Оксана Белокурая задумалась. И вдруг в её глазах забегали усмешечки.
— Так вот тебе мой совет. Пойдёшь к нему и передашь мой приказ: пусть он вернёт тебе удар. Это будет справедливо и по-мужски.
— А он осмелится?
— Это уж его дело…
— Есть передать приказ! — вытянулся во фронт Махмут Загидуллин и как будто даже обрадовался. — Бегу!
А Иван Иванович в это время собирал мальчишек в путь-дорогу. Ребята, между прочим, и не догадывались, что это за сборы. Обычно кормят сытно перед трудным боем. Никому из них и в голову не взбрело, что их насовсем куда-то отправляют. Только после того как дядя Ваня расщедрился и одарил всех трофейными перочинными ножичками, Мишка-поварёнок подумал: «С чего бы это? Такого не было, чтобы дядя Ваня так по-царски расщедрился!»
Но он так и не успел высказать вслух своё удивление, появился запыхавшийся Махмут Загидуллин, по всему видно, сам не свой.
— Чего это с тобой? — нахмурился Микола Фёдорович. Он недолюбливал младшего Загидуллина.
— Вдарь! — прокричал Махмут, обращаясь к Азату, и подставил грудь.
— С какой стати? Чего ради я буду с тобой драться? Азат глядел на разведчика с некоторым опасением,
другие ошарашенно. Микола Фёдорович вытянул шею от любопытства: «Сдурел, что ли?»
— Ну жду! Чего вылупил глаза? Приказ командира отряда. Исполняй! — опять крикнул Махмут.
И тут Азат Байгужин смело двинулся на знаменитого разведчика, засучив рукава. Мишутка тоже сделал два шага вперёд, чтобы при случае пособить.
Вдруг Азат опустил руки.
— Нет, не могу, — тихо сказал он, весь сникнув. — Я ведь тоже виноватый был.
Дядя Ваня, всё это время державший нейтралитет, внезапно скомандовал:
— Уходи, Загидуллин! Мы сейчас тут важную задачу решаем. Ты мешаешь! Иди!
…Ивану Ивановичу всегда везёт с нелёгкими поручениями. Он всё ещё не знает, как подступиться к парнишкам, исполняя командирский приказ. С большой тяжестью в душе он начинает наконец нелёгкий разговор:
— Вот что, пацаны. Пришло ваше время распрощаться с отрядом…

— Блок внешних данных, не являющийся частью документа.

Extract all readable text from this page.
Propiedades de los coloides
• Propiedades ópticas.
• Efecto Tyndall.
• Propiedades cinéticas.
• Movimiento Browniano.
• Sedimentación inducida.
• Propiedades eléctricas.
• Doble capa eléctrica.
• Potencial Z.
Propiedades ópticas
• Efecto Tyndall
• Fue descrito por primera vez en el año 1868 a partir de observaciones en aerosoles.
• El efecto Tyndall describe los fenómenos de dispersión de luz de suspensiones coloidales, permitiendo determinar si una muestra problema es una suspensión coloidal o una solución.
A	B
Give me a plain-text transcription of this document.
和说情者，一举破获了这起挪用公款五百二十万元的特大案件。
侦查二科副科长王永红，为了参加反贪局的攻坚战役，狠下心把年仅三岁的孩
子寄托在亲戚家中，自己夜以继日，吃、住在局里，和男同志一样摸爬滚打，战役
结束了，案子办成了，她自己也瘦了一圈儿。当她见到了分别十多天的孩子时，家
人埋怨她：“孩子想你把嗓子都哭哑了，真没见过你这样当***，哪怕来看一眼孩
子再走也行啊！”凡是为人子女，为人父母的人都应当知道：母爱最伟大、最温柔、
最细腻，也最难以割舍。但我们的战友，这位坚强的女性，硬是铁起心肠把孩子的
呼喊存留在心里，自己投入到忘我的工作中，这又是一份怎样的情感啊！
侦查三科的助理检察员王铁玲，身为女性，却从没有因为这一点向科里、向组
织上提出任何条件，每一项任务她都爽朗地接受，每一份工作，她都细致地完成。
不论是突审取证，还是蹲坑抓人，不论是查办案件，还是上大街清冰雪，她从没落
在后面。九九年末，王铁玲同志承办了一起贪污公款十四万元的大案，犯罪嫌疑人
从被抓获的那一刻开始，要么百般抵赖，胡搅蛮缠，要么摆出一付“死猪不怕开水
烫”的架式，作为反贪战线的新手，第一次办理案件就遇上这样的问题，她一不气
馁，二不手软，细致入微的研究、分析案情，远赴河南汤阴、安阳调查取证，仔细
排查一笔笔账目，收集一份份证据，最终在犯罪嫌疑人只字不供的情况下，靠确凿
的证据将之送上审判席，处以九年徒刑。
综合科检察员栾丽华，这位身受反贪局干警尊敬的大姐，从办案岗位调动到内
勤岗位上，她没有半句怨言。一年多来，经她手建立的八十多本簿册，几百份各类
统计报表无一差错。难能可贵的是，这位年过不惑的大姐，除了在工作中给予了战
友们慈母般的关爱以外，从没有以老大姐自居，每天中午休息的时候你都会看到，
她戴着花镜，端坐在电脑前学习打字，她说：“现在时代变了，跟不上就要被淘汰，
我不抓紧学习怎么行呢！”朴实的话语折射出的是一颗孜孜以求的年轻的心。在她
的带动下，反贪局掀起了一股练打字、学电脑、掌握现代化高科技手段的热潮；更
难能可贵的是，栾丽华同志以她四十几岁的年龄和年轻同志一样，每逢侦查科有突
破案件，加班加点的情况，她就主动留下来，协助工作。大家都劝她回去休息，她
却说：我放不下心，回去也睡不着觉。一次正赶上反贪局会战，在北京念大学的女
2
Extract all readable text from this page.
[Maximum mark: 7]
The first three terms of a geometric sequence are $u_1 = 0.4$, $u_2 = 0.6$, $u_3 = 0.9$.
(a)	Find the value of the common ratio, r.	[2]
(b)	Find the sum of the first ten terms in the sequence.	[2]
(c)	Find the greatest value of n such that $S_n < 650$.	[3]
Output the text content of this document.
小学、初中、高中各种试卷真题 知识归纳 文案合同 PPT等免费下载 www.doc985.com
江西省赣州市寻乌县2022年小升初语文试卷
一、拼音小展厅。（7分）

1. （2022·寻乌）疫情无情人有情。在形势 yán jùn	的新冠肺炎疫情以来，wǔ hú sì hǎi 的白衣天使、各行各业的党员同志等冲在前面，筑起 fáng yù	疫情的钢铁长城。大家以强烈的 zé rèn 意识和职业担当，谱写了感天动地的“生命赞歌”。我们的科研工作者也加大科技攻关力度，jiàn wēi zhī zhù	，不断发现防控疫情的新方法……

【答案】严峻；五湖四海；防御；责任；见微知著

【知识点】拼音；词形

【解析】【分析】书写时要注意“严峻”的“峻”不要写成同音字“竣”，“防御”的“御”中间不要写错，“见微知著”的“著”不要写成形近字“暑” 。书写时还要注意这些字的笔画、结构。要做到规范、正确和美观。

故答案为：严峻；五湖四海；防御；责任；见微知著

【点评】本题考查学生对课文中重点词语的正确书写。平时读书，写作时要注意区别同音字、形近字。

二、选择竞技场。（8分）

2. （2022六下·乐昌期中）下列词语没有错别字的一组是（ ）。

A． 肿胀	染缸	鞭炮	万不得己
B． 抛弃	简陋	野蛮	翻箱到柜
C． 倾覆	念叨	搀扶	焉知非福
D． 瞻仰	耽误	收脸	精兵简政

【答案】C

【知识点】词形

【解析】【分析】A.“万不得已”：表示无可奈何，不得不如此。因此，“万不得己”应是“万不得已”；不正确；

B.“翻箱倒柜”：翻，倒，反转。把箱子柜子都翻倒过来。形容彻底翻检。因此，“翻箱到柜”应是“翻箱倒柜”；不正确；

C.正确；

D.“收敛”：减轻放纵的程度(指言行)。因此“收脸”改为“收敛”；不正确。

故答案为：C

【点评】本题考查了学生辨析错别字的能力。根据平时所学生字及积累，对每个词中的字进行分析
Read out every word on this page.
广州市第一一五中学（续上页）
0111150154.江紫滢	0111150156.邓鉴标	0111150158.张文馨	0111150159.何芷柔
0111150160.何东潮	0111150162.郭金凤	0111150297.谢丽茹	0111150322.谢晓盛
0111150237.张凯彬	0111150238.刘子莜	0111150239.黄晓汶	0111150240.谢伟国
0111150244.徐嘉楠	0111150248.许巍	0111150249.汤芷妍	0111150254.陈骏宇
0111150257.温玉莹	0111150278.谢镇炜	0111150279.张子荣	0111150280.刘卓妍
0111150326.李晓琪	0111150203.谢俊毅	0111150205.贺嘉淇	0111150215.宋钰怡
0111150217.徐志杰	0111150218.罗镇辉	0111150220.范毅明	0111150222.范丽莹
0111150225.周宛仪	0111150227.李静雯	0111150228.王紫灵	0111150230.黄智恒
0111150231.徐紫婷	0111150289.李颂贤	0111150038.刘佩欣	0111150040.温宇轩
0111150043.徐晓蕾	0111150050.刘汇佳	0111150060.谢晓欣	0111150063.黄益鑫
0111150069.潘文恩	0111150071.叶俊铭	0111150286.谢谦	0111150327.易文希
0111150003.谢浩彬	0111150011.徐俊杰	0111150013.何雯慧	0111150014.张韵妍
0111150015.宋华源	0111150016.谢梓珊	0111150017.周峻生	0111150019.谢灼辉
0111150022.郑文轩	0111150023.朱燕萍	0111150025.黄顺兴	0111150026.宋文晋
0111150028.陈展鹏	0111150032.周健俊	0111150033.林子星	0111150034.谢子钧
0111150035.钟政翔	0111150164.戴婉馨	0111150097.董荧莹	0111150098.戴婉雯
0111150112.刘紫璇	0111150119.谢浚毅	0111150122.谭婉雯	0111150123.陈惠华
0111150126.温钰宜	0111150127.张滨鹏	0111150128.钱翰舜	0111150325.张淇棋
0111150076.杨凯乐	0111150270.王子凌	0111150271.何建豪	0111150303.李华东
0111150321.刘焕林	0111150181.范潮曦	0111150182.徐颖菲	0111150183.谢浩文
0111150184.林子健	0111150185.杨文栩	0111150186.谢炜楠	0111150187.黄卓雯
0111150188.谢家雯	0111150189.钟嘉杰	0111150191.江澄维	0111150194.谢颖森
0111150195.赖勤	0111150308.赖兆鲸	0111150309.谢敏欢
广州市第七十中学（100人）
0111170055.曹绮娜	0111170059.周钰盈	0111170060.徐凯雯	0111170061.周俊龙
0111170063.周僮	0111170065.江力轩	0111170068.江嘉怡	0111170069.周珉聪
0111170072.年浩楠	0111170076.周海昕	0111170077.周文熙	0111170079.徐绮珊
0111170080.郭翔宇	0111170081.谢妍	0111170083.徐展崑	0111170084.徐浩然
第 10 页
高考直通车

Такого ошеломляющего эффекта, какой вызвали его слова, Иван Иванович не ожидал: мальчишки, где стояли, там и присели.
— Как так?! — прошептал Азат Байгужин.
— Так ведь не шутят, дядя Ваня! — побледнев, жалко улыбнулся Мишка-поварёнок.
Лишь Микола Фёдорович удручённо молчал, он-то хорошо знал, что дядя Ваня не мастак шутить.
— Какая там шутка! — воскликнул Иван Иванович. — Приказ командира, видишь ли, не обсуждается. Он исполняется.
Этим заявлением он вроде бы дал понять — не его, мол, воля!
Первым пришёл в себя Микола:
— Когда будем отправляться?
— Нынче ночью. Самолёт с Большой земли прилетит.
— Неправда! — воскликнул Мишка-поварёнок. — Не верю!
— Прекратить разговорчики! — нарочито сухо скомандовал Иван Иванович. — На сборы даю тридцать минут!
Ребята, как только остались одни, дали торжественную клятву обязательно снова вернуться в отряд Оксаны Белокурой.
В скорбном молчании мальчишки собирались в путь-дорожку. Азат Байгужин с остервенением набивал свой вещевой мешок. Всякого барахла набралось немало. Мишка-поварёнок во что бы то ни стало решил увезти диск с патронами. Наверное, чтобы похвалиться перед сверстниками там, где он будет жить.
Только Микола сидел пригорюнившись и не собирался в дорогу. Он тяжелее всех переживал отъезд на Большую землю. Нет ему жизни вне отряда! Украдкой поцеловал Микола винтовку, осторожненько поставил её в угол, где уже стояли другие автоматы и карабины. «За что нас выгоняют? За что казнят?» — недоумевал он.